Dye-decolorizing peroxidases are heme-containing oxidoreductases of bacterial and fungal origin. They catalyze the hydrogen-peroxide-mediated oxidation of bulky textile dyes and lignin model compounds. A combined biochemical and biophysical approach was used here providing better understanding of the catalytic properties of this protein class, paving the way for applications in waste water treatment and biomass conversion. The roles of the distal amino acid residues in a subclass of dye-decolorizing peroxidases were elucidated and the accessibility of the active site was thoroughly examined. This also resulted in some hands-on advice for future EPR spectroscopic studies on heme proteins.
Moreover, a persistent organic radical in the resting state of a dye-decolorizing peroxidase was observed and characterized in this work, utilizing a highly fruitful strategy which combines computational predictions and spectroscopic experiments. The discovery of a dyad motif provided the first report of a stable radical in the resting state of a heme peroxidase.

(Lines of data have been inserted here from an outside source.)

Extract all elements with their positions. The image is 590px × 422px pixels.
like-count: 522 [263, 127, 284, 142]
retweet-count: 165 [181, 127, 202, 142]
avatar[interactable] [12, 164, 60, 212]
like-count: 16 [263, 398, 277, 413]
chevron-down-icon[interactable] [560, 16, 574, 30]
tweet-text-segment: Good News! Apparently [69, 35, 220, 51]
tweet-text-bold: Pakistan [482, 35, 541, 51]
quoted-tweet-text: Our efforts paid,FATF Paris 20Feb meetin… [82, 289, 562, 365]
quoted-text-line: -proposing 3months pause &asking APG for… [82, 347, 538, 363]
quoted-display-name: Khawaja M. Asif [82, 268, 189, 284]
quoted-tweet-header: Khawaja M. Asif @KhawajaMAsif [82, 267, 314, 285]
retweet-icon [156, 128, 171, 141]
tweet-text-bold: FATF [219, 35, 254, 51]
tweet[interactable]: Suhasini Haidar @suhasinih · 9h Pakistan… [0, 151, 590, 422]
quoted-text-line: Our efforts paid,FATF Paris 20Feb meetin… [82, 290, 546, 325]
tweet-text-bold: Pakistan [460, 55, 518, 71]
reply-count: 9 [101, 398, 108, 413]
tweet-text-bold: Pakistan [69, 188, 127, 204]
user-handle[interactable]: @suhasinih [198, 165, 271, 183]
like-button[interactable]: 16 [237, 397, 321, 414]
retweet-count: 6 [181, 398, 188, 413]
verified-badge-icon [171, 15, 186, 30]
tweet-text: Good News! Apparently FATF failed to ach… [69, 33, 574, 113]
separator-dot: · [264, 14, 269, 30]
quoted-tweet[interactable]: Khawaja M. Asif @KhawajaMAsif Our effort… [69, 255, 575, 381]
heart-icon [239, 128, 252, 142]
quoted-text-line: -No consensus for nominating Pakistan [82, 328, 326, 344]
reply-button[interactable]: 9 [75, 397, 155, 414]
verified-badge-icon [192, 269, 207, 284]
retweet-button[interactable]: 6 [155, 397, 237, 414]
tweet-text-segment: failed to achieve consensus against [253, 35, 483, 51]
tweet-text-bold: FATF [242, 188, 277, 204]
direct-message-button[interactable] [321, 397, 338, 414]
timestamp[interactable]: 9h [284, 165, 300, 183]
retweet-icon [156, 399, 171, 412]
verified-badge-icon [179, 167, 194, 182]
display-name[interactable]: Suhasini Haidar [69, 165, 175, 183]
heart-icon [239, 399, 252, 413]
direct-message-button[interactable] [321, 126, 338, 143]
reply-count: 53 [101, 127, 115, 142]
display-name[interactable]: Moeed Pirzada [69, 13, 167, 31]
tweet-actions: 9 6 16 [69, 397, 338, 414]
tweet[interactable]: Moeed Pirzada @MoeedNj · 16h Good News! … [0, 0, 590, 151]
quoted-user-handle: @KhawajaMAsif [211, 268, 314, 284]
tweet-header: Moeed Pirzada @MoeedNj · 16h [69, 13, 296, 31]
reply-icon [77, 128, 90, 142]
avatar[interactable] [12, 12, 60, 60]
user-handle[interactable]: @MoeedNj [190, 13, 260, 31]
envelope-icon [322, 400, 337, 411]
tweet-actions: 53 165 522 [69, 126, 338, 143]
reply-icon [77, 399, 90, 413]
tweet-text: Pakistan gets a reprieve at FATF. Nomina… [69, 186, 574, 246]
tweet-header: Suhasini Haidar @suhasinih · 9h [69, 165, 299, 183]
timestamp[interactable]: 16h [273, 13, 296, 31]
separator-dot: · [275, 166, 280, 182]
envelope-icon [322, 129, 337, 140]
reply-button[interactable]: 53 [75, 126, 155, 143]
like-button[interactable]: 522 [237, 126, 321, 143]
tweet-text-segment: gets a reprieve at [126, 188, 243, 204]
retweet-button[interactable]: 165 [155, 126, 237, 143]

Another heme protein concerned in this work is hemoglobin. While the latter is commonly known for its role in oxygen transport, it is intriguing that hemoglobin is also found in insects which breathe through a tracheal respiratory system. I performed a spectroscopic study on hemoglobin from the European honeybee and the malaria mosquito, showing some surprising differences in their heme cavity, ligand affinity and proposed function despite a similar living environment.